Google’s Gemini 3.1 Flash‑Lite Gains Smarts While Tripling Its Price, Claiming Fastest,
Photo by BoliviaInteligente (unsplash.com/@boliviainteligente) on Unsplash
While Gemini 3.1 Flash‑Lite was billed as Google’s cheapest, fastest model, The‑Decoder reports it now scores 34 on the Intelligence Index—12 points higher than Gemini 2.5—yet its price has tripled.
Key Facts
- •Key company: Google
Google’s Gemini 3.1 Flash‑Lite now posts a 34‑point score on Artificial Analysis’s Intelligence Index, a 12‑point jump over Gemini 2.5 Flash‑Lite, while still cranking out more than 360 tokens per second and delivering its first token 2.5 × faster than the older Gemini 2.5 Flash model, according to the preview released by DeepMind and reported by The‑Decoder. The speed boost translates to an average response time of 5.1 seconds, keeping the model in the “fastest” tier of Google’s Gemini 3 series despite the leap in capability.

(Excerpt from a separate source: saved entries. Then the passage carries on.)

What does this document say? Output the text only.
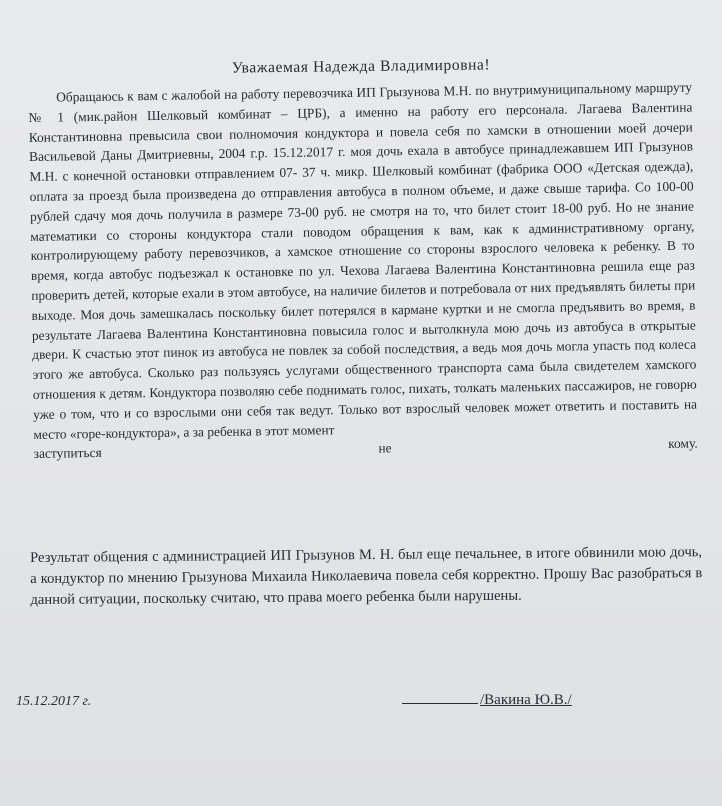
Уважаемая Надежда Владимировна!

Обращаюсь к вам с жалобой на работу перевозчика ИП Грызунова М.Н. по внутримуниципальному маршруту № 1 (мик.район Шелковый комбинат – ЦРБ), а именно на работу его персонала. Лагаева Валентина Константиновна превысила свои полномочия кондуктора и повела себя по хамски в отношении моей дочери Васильевой Даны Дмитриевны, 2004 г.р. 15.12.2017 г. моя дочь ехала в автобусе принадлежавшем ИП Грызунов М.Н. с конечной остановки отправлением 07- 37 ч. микр. Шелковый комбинат (фабрика ООО «Детская одежда), оплата за проезд была произведена до отправления автобуса в полном объеме, и даже свыше тарифа. Со 100-00 рублей сдачу моя дочь получила в размере 73-00 руб. не смотря на то, что билет стоит 18-00 руб. Но не знание математики со стороны кондуктора стали поводом обращения к вам, как к административному органу, контролирующему работу перевозчиков, а хамское отношение со стороны взрослого человека к ребенку. В то время, когда автобус подъезжал к остановке по ул. Чехова Лагаева Валентина Константиновна решила еще раз проверить детей, которые ехали в этом автобусе, на наличие билетов и потребовала от них предъявлять билеты при выходе. Моя дочь замешкалась поскольку билет потерялся в кармане куртки и не смогла предъявить во время, в результате Лагаева Валентина Константиновна повысила голос и вытолкнула мою дочь из автобуса в открытые двери. К счастью этот пинок из автобуса не повлек за собой последствия, а ведь моя дочь могла упасть под колеса этого же автобуса. Сколько раз пользуясь услугами общественного транспорта сама была свидетелем хамского отношения к детям. Кондуктора позволяю себе поднимать голос, пихать, толкать маленьких пассажиров, не говорю уже о том, что и со взрослыми они себя так ведут. Только вот взрослый человек может ответить и поставить на место «горе-кондуктора», а за ребенка в этот момент

заступиться	не	кому.

Результат общения с администрацией ИП Грызунов М. Н. был еще печальнее, в итоге обвинили мою дочь, а кондуктор по мнению Грызунова Михаила Николаевича повела себя корректно. Прошу Вас разобраться в данной ситуации, поскольку считаю, что права моего ребенка были нарушены.

15.12.2017 г.	/Вакина Ю.В./
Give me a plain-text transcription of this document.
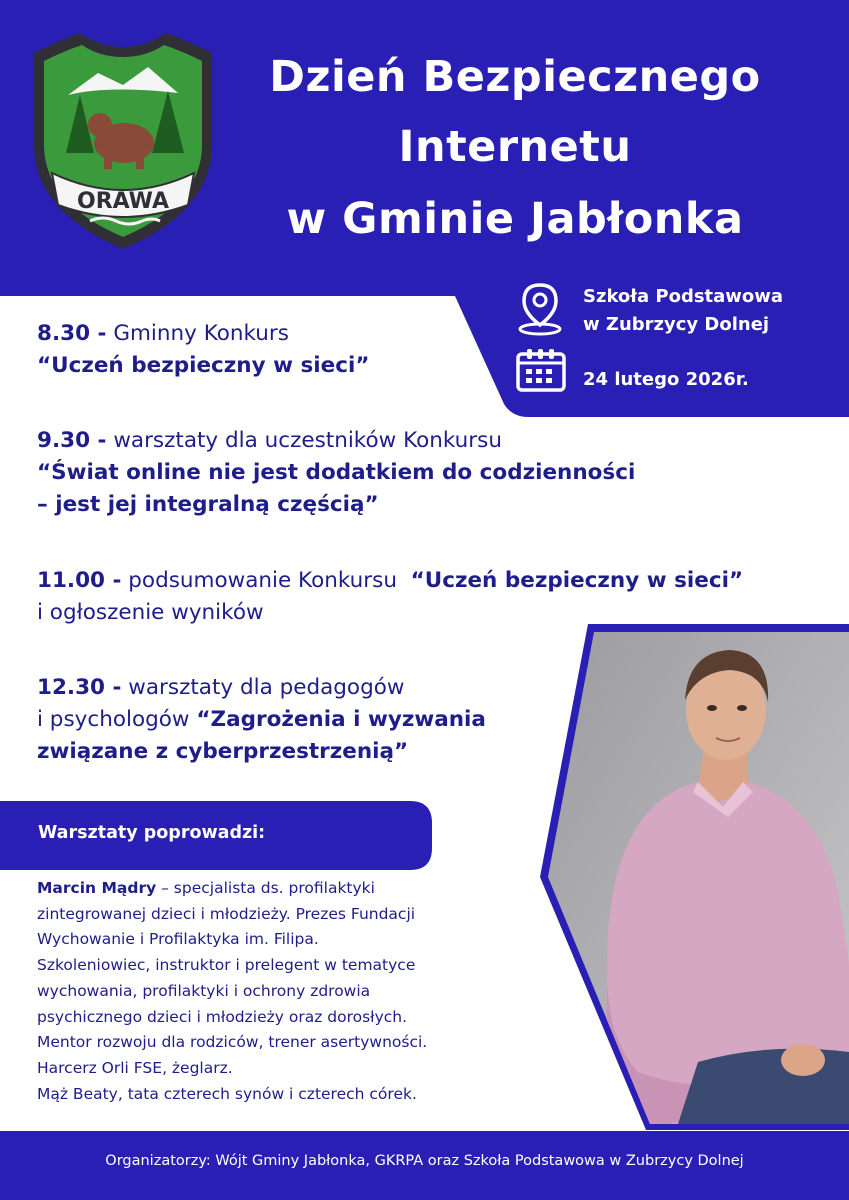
ORAWA
Dzień Bezpiecznego
Internetu
w Gminie Jabłonka
Szkoła Podstawowa
w Zubrzycy Dolnej
24 lutego 2026r.
8.30 - Gminny Konkurs
“Uczeń bezpieczny w sieci”
9.30 - warsztaty dla uczestników Konkursu
“Świat online nie jest dodatkiem do codzienności
– jest jej integralną częścią”
11.00 - podsumowanie Konkursu “Uczeń bezpieczny w sieci”
i ogłoszenie wyników
12.30 - warsztaty dla pedagogów
i psychologów “Zagrożenia i wyzwania
związane z cyberprzestrzenią”
Warsztaty poprowadzi:
Marcin Mądry – specjalista ds. profilaktyki
zintegrowanej dzieci i młodzieży. Prezes Fundacji
Wychowanie i Profilaktyka im. Filipa.
Szkoleniowiec, instruktor i prelegent w tematyce
wychowania, profilaktyki i ochrony zdrowia
psychicznego dzieci i młodzieży oraz dorosłych.
Mentor rozwoju dla rodziców, trener asertywności.
Harcerz Orli FSE, żeglarz.
Mąż Beaty, tata czterech synów i czterech córek.
Organizatorzy: Wójt Gminy Jabłonka, GKRPA oraz Szkoła Podstawowa w Zubrzycy Dolnej
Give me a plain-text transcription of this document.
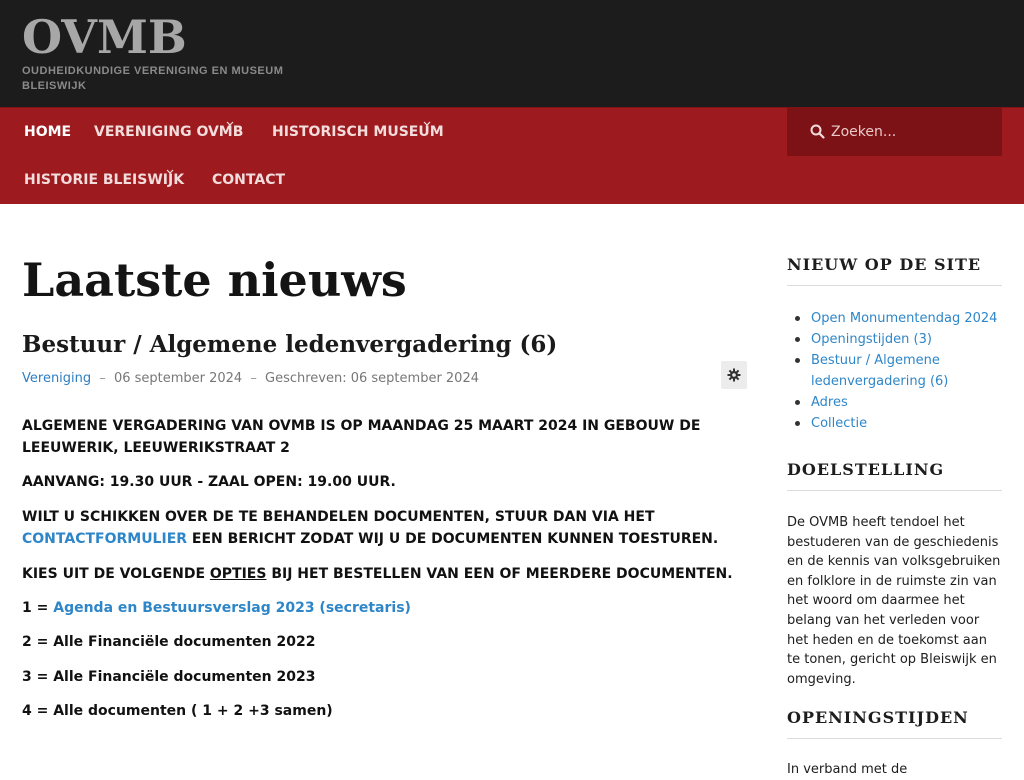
OVMB
OUDHEIDKUNDIGE VERENIGING EN MUSEUM BLEISWIJK
HOME VERENIGING OVMB HISTORISCH MUSEUM
HISTORIE BLEISWIJK CONTACT
Zoeken...
Laatste nieuws
Bestuur / Algemene ledenvergadering (6)
Vereniging – 06 september 2024 – Geschreven: 06 september 2024

ALGEMENE VERGADERING VAN OVMB IS OP MAANDAG 25 MAART 2024 IN GEBOUW DE LEEUWERIK, LEEUWERIKSTRAAT 2

AANVANG: 19.30 UUR - ZAAL OPEN: 19.00 UUR.

WILT U SCHIKKEN OVER DE TE BEHANDELEN DOCUMENTEN, STUUR DAN VIA HET CONTACTFORMULIER EEN BERICHT ZODAT WIJ U DE DOCUMENTEN KUNNEN TOESTUREN.

KIES UIT DE VOLGENDE OPTIES BIJ HET BESTELLEN VAN EEN OF MEERDERE DOCUMENTEN.

1 = Agenda en Bestuursverslag 2023 (secretaris)

2 = Alle Financiële documenten 2022

3 = Alle Financiële documenten 2023

4 = Alle documenten ( 1 + 2 +3 samen)

NIEUW OP DE SITE
Open Monumentendag 2024
Openingstijden (3)
Bestuur / Algemene ledenvergadering (6)
Adres
Collectie
DOELSTELLING

De OVMB heeft tendoel het bestuderen van de geschiedenis en de kennis van volksgebruiken en folklore in de ruimste zin van het woord om daarmee het belang van het verleden voor het heden en de toekomst aan te tonen, gericht op Bleiswijk en omgeving.

OPENINGSTIJDEN

In verband met de
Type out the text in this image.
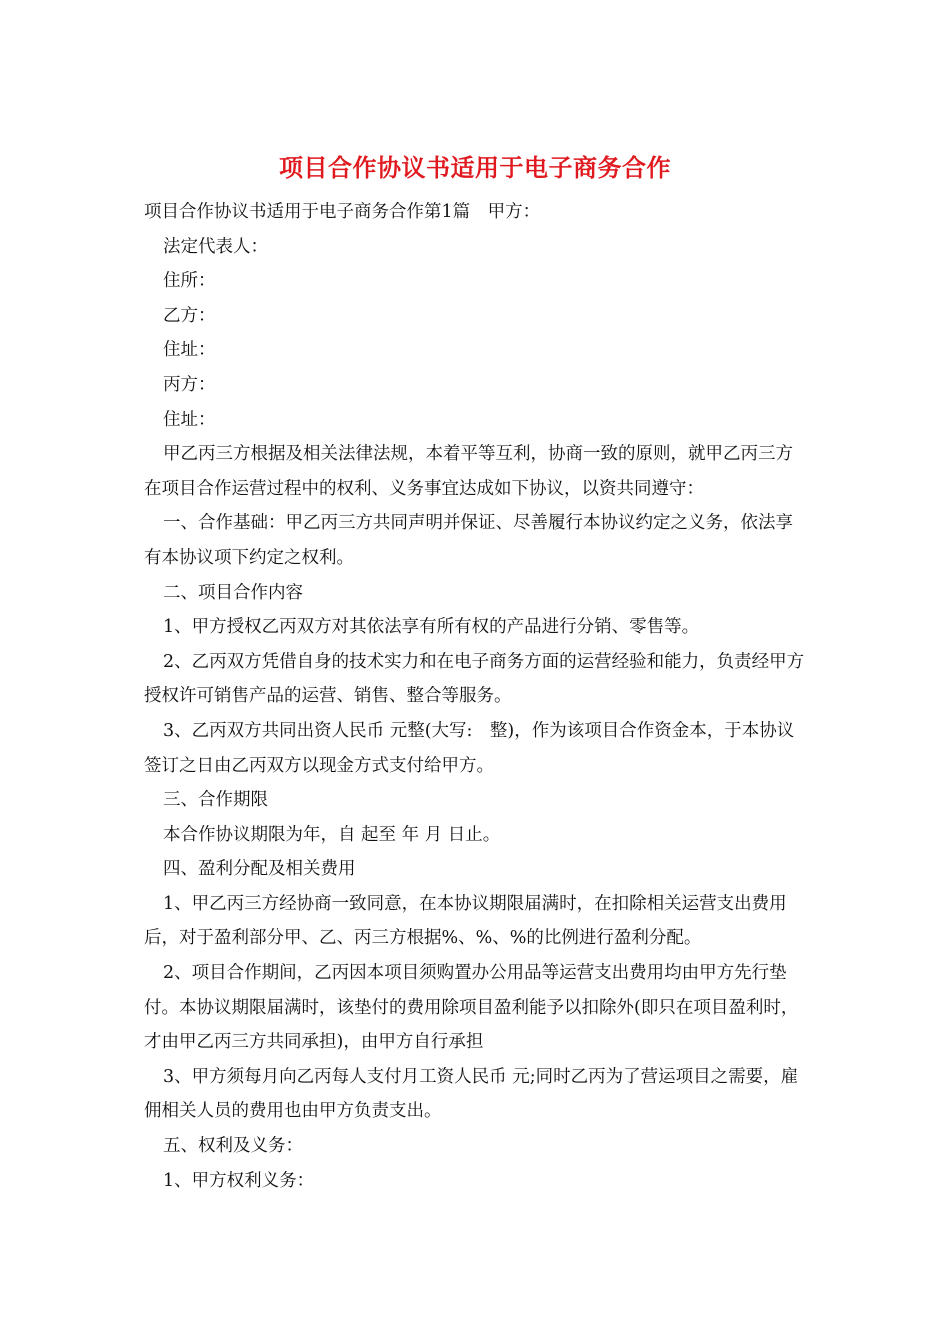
项目合作协议书适用于电子商务合作

项目合作协议书适用于电子商务合作第1篇　甲方：

法定代表人：

住所：

乙方：

住址：

丙方：

住址：

甲乙丙三方根据及相关法律法规，本着平等互利，协商一致的原则，就甲乙丙三方在项目合作运营过程中的权利、义务事宜达成如下协议，以资共同遵守：

一、合作基础：甲乙丙三方共同声明并保证、尽善履行本协议约定之义务，依法享有本协议项下约定之权利。

二、项目合作内容

1、甲方授权乙丙双方对其依法享有所有权的产品进行分销、零售等。

2、乙丙双方凭借自身的技术实力和在电子商务方面的运营经验和能力，负责经甲方授权许可销售产品的运营、销售、整合等服务。

3、乙丙双方共同出资人民币 元整(大写:　整)，作为该项目合作资金本，于本协议签订之日由乙丙双方以现金方式支付给甲方。

三、合作期限

本合作协议期限为年，自 起至 年 月 日止。

四、盈利分配及相关费用

1、甲乙丙三方经协商一致同意，在本协议期限届满时，在扣除相关运营支出费用后，对于盈利部分甲、乙、丙三方根据%、%、%的比例进行盈利分配。

2、项目合作期间，乙丙因本项目须购置办公用品等运营支出费用均由甲方先行垫付。本协议期限届满时，该垫付的费用除项目盈利能予以扣除外(即只在项目盈利时，才由甲乙丙三方共同承担)，由甲方自行承担

3、甲方须每月向乙丙每人支付月工资人民币 元;同时乙丙为了营运项目之需要，雇佣相关人员的费用也由甲方负责支出。

五、权利及义务：

1、甲方权利义务：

The performance gains are most evident on multimodal benchmarks. Gemini 3.1 Flash‑Lite hit 78 % on the MMMU‑Pro suite, outpacing Claude Opus 4.6 and Kimi K2.5, while scoring 86.9 % on GPQA Diamond for scientific knowledge and 76.8 % on MMMU‑Pro for multimodal reasoning, per Artificial Analysis’s leaderboard data. On the Arena.ai human‑preference ranking, the model earned an Elo of 1,432, the highest among models of comparable size, confirming its edge in reasoning and multimodal understanding.
The price tag, however, has risen sharply. Output pricing now stands at $1.50 per million tokens—up from $0.40 on Gemini 2.5 Flash‑Lite—while input costs have increased from $0.10 to $0.25 per million tokens, according to the pricing table in The‑Decoder’s coverage. That represents more than a three‑fold jump, effectively ending the “cheapest” claim that defined the original Flash‑Lite positioning. Google’s own documentation notes that developers can still dial the model’s “thinking” depth, allowing the same model to handle high‑volume translation jobs as well as heavier tasks like UI generation, but the higher per‑token rates will bite into margins for large‑scale users.
Tool usage, a metric where many competitors have made strides, shows only marginal improvement. Artificial Analysis observed that Gemini 3.1 Flash‑Lite’s tool‑use performance remains roughly on par with its predecessor, suggesting that the model’s core strength lies in raw reasoning rather than external API integration. The context window stays at a massive one‑million tokens, preserving the ability to handle long documents without truncation—a feature that continues to differentiate Google’s Gemini line from rivals such as GPT‑5 mini and Claude 4.5.
In the broader AI market, the trade‑off between speed, capability, and cost is becoming a decisive factor for enterprises. While Gemini 3.1 Flash‑Lite’s token‑per‑second rate (363 t/s) still dwarfs GPT‑5 mini’s 71 t/s and Claude 4.5’s 108 t/s, the steep price increase may push cost‑sensitive developers toward alternatives that offer a more balanced price‑performance curve. As competition tightens, Google’s next move—whether to slash rates, introduce a new “lite” tier, or double down on premium performance—will shape how the Gemini brand retains its foothold in the fast‑moving generative‑AI landscape.
Sources
This article was created using AI technology and reviewed by the SectorHQ editorial team for accuracy and quality.